Everybody knows that yawns are contagious
There seems to be no easy explanation for this. Atleast one scientist, Dr. Robert Provine, professor of psychology at University of Maryland, spent time researching this topic. He devoted several years to the yawn phenomenon
There is very little research on yawning because for most people yawning is not a problem.
Everyone yawns - babies, kids, teenagers, adults. Some birds, reptiles and most mammals also yawn. However, the reason why we yawn is a bit of a mystery.
Here are a few things that are known about yawns:
- The average duration of a yawn is about 6 seconds.
- In humans, the earliest occurrence of a yawn happens at about 11 weeks after conception - that's BEFORE the baby is born!
- Yawns become contagious to people between the first and second years of life.
A part of the brain that plays an important role in yawning is the hypothalamus. Research has shown that some neurotransmitters (for example, dopamine, excitatory amino acids, nitric oxide) and neuropeptides increase yawning if injected in the hypothalamus of animals.
Dr. Robert Provine says:
The contagiousness of yawns suggests that we've inherited a mechanism for the perception of and triggering of yawns.
He theorizes the infectious yawn, catching only in humans, evolved for a purpose.
It is possible that yawns are contagious because at one time in evolutionary history, the yawn served to coordinate the social behavior of a group of animals. When one member of the group yawned to signal an event, all the other members of the group also yawned. Yawns may still be contagious these days because of a leftover response (a vestigial response) that is not used anymore. None of this has been proven true and yawns are still one of the mysteries of the mind.
1. Provine, R.R. Contagious yawning and infant imitation. Bulletin Psychonomic Soc., 27:125-126, 1989.
2. Provine, R.R. Yawning: effects of stimulus interest. Bulletin Psychonomic Soc., 24:437-438, 1986.

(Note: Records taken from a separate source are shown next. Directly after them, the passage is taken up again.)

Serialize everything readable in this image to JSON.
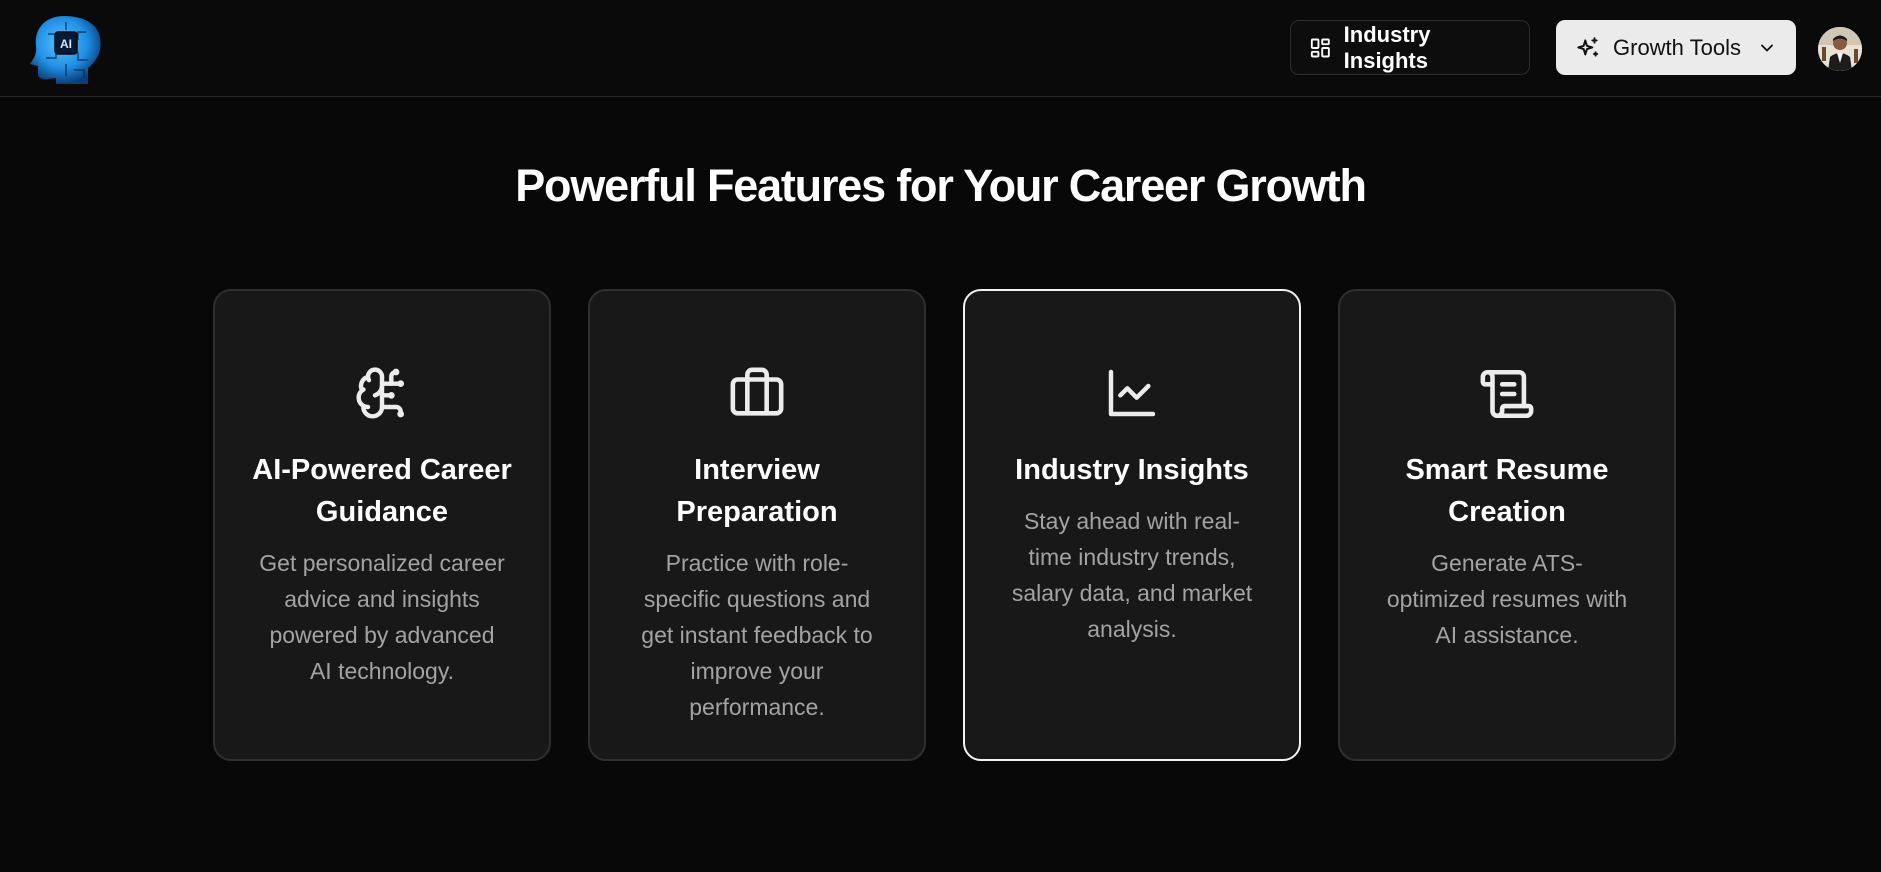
{
  "header": {
    "logo_text": "AI",
    "industry_insights_label": "Industry Insights",
    "growth_tools_label": "Growth Tools"
  },
  "main": {
    "heading": "Powerful Features for Your Career Growth",
    "features": [
      {
        "icon": "brain-circuit-icon",
        "title": "AI-Powered Career Guidance",
        "description": "Get personalized career advice and insights powered by advanced AI technology."
      },
      {
        "icon": "briefcase-icon",
        "title": "Interview Preparation",
        "description": "Practice with role-specific questions and get instant feedback to improve your performance."
      },
      {
        "icon": "line-chart-icon",
        "title": "Industry Insights",
        "description": "Stay ahead with real-time industry trends, salary data, and market analysis."
      },
      {
        "icon": "scroll-text-icon",
        "title": "Smart Resume Creation",
        "description": "Generate ATS-optimized resumes with AI assistance."
      }
    ]
  },
  "colors": {
    "background": "#080808",
    "card_background": "#181818",
    "card_border": "#2f2f2f",
    "active_card_border": "#f2f2f2",
    "logo_blue": "#1e90e6",
    "muted_text": "#a3a3a3"
  }
}
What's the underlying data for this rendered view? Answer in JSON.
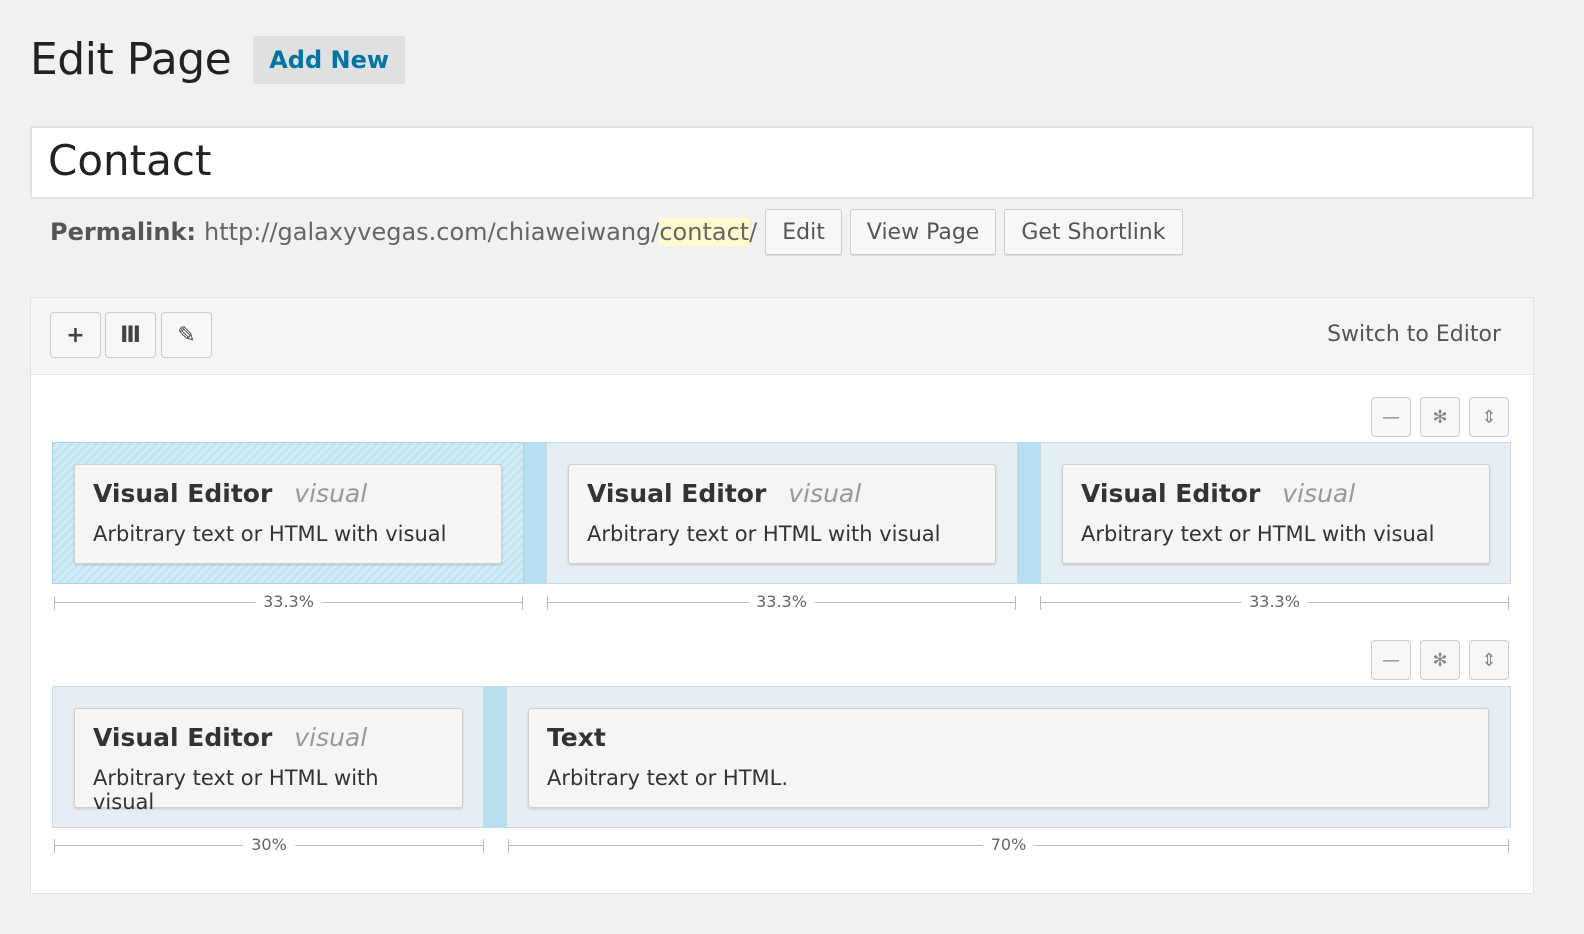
{
  "header": {
    "title": "Edit Page",
    "add_new_label": "Add New"
  },
  "post": {
    "title": "Contact",
    "permalink_label": "Permalink:",
    "permalink_base": "http://galaxyvegas.com/chiaweiwang/",
    "permalink_slug": "contact",
    "permalink_trailing": "/",
    "edit_label": "Edit",
    "view_label": "View Page",
    "shortlink_label": "Get Shortlink"
  },
  "builder": {
    "toolbar": {
      "add_icon": "+",
      "columns_icon": "Ⅲ",
      "brush_icon": "✎",
      "switch_label": "Switch to Editor"
    },
    "row_controls": {
      "collapse_icon": "—",
      "settings_icon": "✻",
      "move_icon": "⇕"
    },
    "rows": [
      {
        "cells": [
          {
            "title": "Visual Editor",
            "type": "visual",
            "desc": "Arbitrary text or HTML with visual",
            "width_label": "33.3%"
          },
          {
            "title": "Visual Editor",
            "type": "visual",
            "desc": "Arbitrary text or HTML with visual",
            "width_label": "33.3%"
          },
          {
            "title": "Visual Editor",
            "type": "visual",
            "desc": "Arbitrary text or HTML with visual",
            "width_label": "33.3%"
          }
        ]
      },
      {
        "cells": [
          {
            "title": "Visual Editor",
            "type": "visual",
            "desc": "Arbitrary text or HTML with visual",
            "width_label": "30%"
          },
          {
            "title": "Text",
            "type": "",
            "desc": "Arbitrary text or HTML.",
            "width_label": "70%"
          }
        ]
      }
    ]
  },
  "colors": {
    "link": "#0074a2",
    "cell_bg": "#e4eef3",
    "gutter": "#b6dff0",
    "slug_highlight": "#fffbcc"
  }
}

3. Provine, R.R. Faces as releasers of contagious yawning: an approach to face detection using normal human subjects. Bulletin Psychonomic Soc., 27:211-214, 1989.
4. Provine, R.R. Yawning as a sterotyped action pattern and releasing stimulus. Ethology, 72:109-122, 1986.
5. Provine, R.R., Hamernik, H.B. and Curchack, B.B. Yawning: relation to sleeping and stretching in humans. Ethology, 76:152-160, 1987.